Though this is the history of a business, it is never dull. It tells of distribution deals and sales figures when required, but not at the expense of the personalities.
Take Sir Alexander Walker. ‘Tall and gaunt he once joked at his own expense that he was “the ugliest, sour-visaged, hard-mouthed devil to deal with”, a “Scotch Presbyterian constitutionally unable to smile,” who emerges as a visionary, a believer in quality, ‘a utopian, an idealist who genuinely sought to use his influence to promote better ways for society to be managed for the good of all.’
Although a veil is discreetly drawn over the ‘Special Trade’ during Prohibition (I suspect the heavy hand of Diageo lawyers may have been involved in that) Morgan is clear-sighted in his analysis of the downturn of the 1980s.

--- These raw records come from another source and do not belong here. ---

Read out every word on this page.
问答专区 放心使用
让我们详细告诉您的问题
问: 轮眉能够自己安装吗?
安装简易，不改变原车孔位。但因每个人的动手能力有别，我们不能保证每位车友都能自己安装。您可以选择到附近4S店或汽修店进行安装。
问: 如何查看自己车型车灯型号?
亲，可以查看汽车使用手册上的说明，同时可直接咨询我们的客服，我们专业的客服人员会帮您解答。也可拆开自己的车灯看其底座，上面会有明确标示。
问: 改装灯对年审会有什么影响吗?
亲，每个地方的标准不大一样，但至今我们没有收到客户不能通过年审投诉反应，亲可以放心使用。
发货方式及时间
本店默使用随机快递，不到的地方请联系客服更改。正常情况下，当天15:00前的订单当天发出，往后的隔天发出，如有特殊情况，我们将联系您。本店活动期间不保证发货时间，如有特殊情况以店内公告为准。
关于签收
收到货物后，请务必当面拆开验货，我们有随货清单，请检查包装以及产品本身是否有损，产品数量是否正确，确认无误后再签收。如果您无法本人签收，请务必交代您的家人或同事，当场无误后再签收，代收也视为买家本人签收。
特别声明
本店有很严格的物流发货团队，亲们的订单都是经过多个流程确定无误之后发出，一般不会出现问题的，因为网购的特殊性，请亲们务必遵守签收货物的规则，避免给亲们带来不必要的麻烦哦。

‘If there was a thread of an idea that held the brand together, it was the notion that it represented ‘masculine success (a somewhat generic category truth),’ he writes. ‘Although more than often expressed in ways that made both the brand and the category look stale, cliched, and out of touch with the new demographic for whom Scotch was no longer the first choice of spirits.’
The problem was that while the world may have changed, the whisky world hadn’t. I can’t help wishing however that I’d been around when home trade sales director Sir Hugh Ripley (who got the job after an interview consisting of a conversation about hunting, shooting, and fishing) was holding court in the ‘heavy cycle of socialising that was characteristic of the Scotch business at the time.’ A time when, ‘client meetings were followed by lengthy lunches, dinners, and nightcaps.’

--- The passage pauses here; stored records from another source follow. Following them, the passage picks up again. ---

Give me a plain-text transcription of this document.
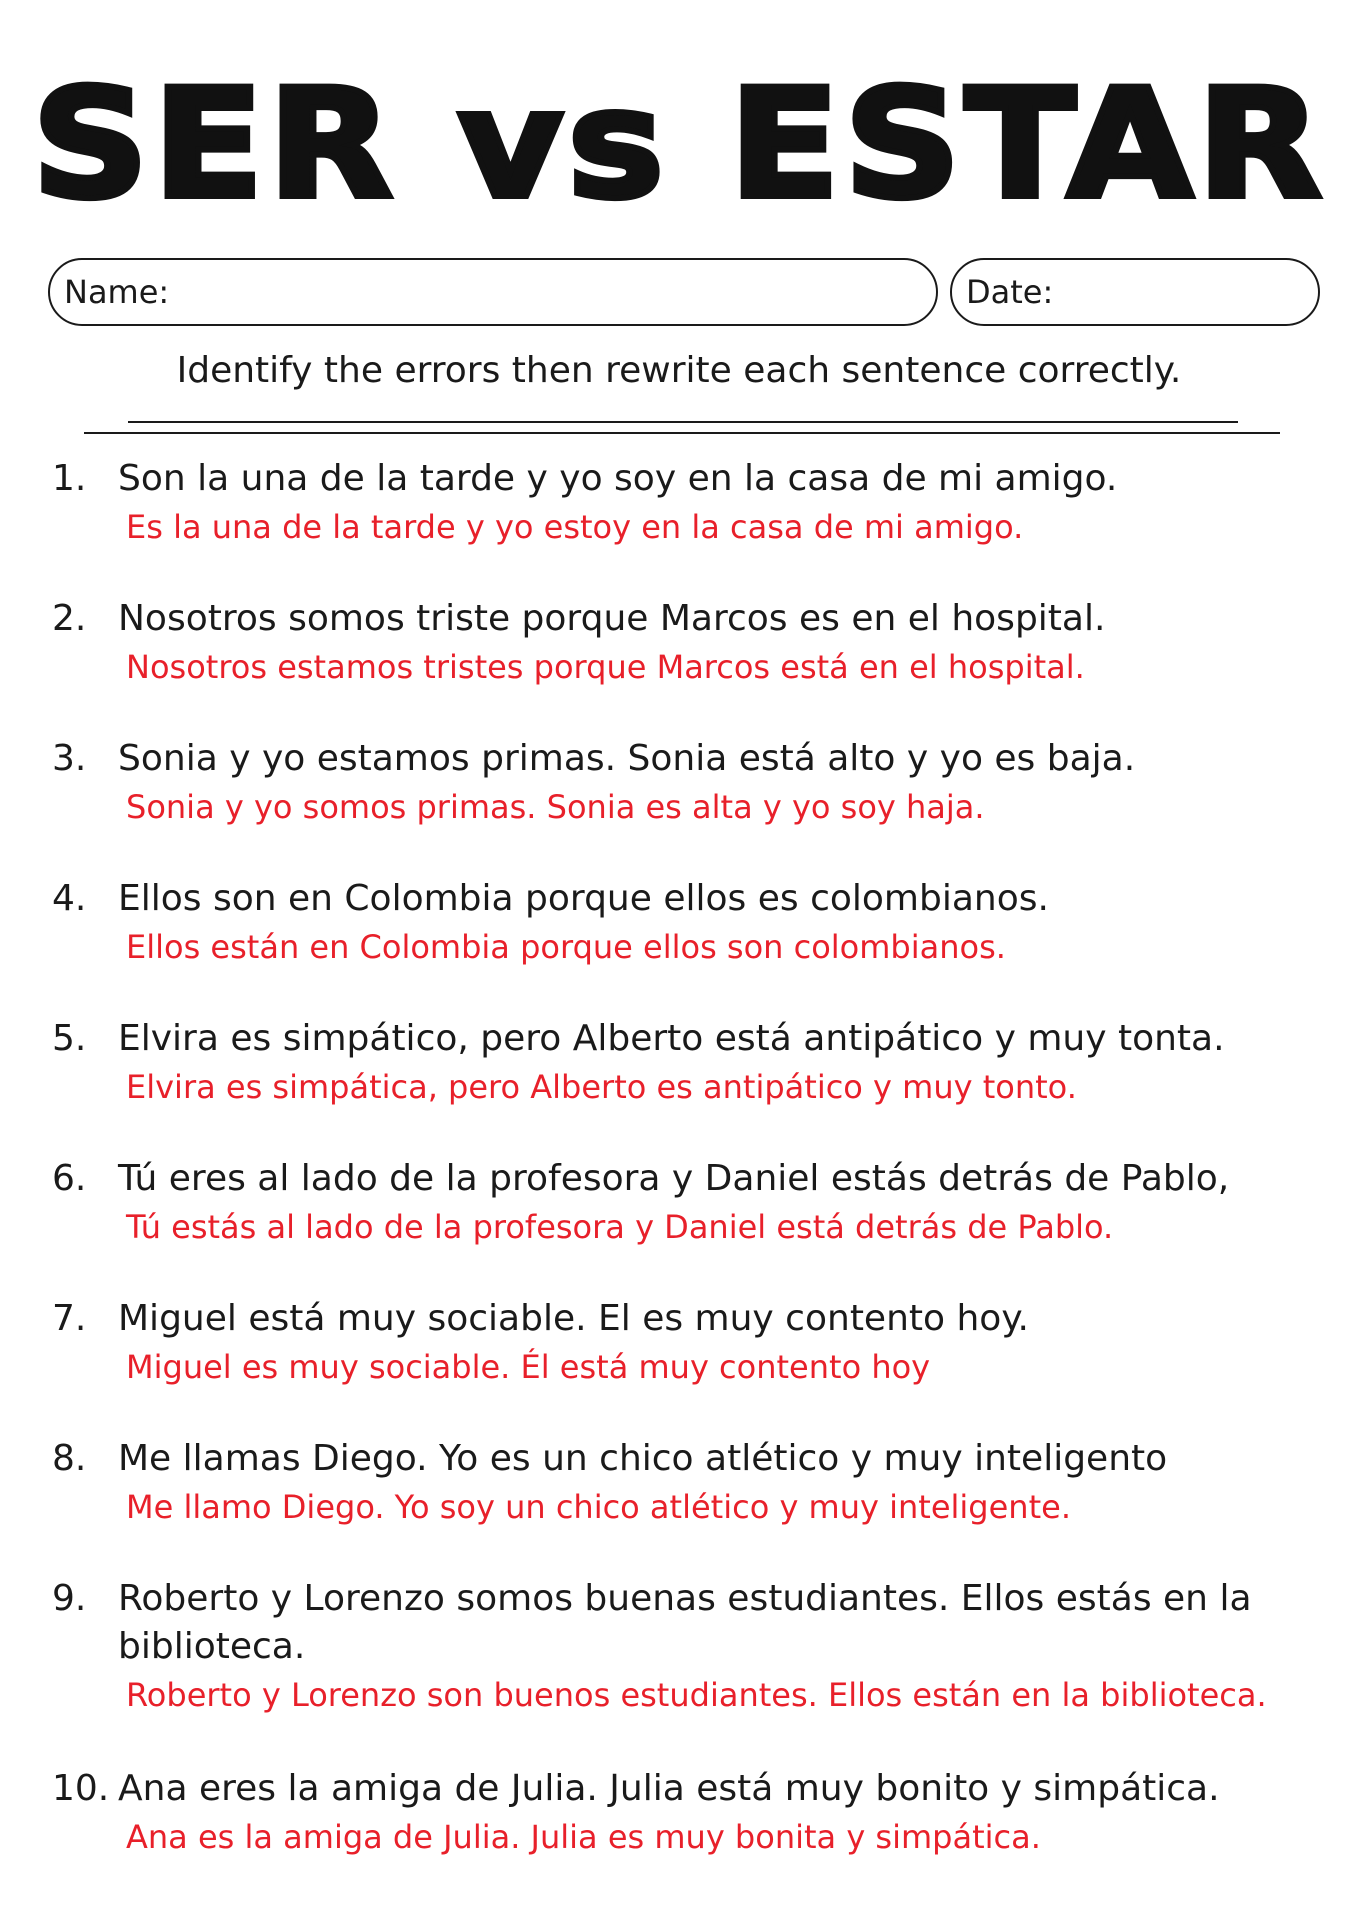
SER vs ESTAR
Name:	Date:
Identify the errors then rewrite each sentence correctly.
1. Son la una de la tarde y yo soy en la casa de mi amigo.
Es la una de la tarde y yo estoy en la casa de mi amigo.
2. Nosotros somos triste porque Marcos es en el hospital.
Nosotros estamos tristes porque Marcos está en el hospital.
3. Sonia y yo estamos primas. Sonia está alto y yo es baja.
Sonia y yo somos primas. Sonia es alta y yo soy haja.
4. Ellos son en Colombia porque ellos es colombianos.
Ellos están en Colombia porque ellos son colombianos.
5. Elvira es simpático, pero Alberto está antipático y muy tonta.
Elvira es simpática, pero Alberto es antipático y muy tonto.
6. Tú eres al lado de la profesora y Daniel estás detrás de Pablo,
Tú estás al lado de la profesora y Daniel está detrás de Pablo.
7. Miguel está muy sociable. El es muy contento hoy.
Miguel es muy sociable. Él está muy contento hoy
8. Me llamas Diego. Yo es un chico atlético y muy inteligento
Me llamo Diego. Yo soy un chico atlético y muy inteligente.
9. Roberto y Lorenzo somos buenas estudiantes. Ellos estás en la biblioteca.
Roberto y Lorenzo son buenos estudiantes. Ellos están en la biblioteca.
10. Ana eres la amiga de Julia. Julia está muy bonito y simpática.
Ana es la amiga de Julia. Julia es muy bonita y simpática.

At one point, Morgan speaks of ‘Walkerness’, the fact that once you had joined the firm you were there for life. You can only wish that the sales and marketing divisions in many of today’s whisky businesses still followed that model and that brand management didn’t simply mean control, but nurturing and believing.
‘Whisky is a remarkable drink and tends… to attract, like moths to a flame, remarkable people to its seductive orbit’. One of those is Nick Morgan.
‘A Long Stride’ is published by Canongate and is available through all good independent bookstores. Buy from them. They need your support.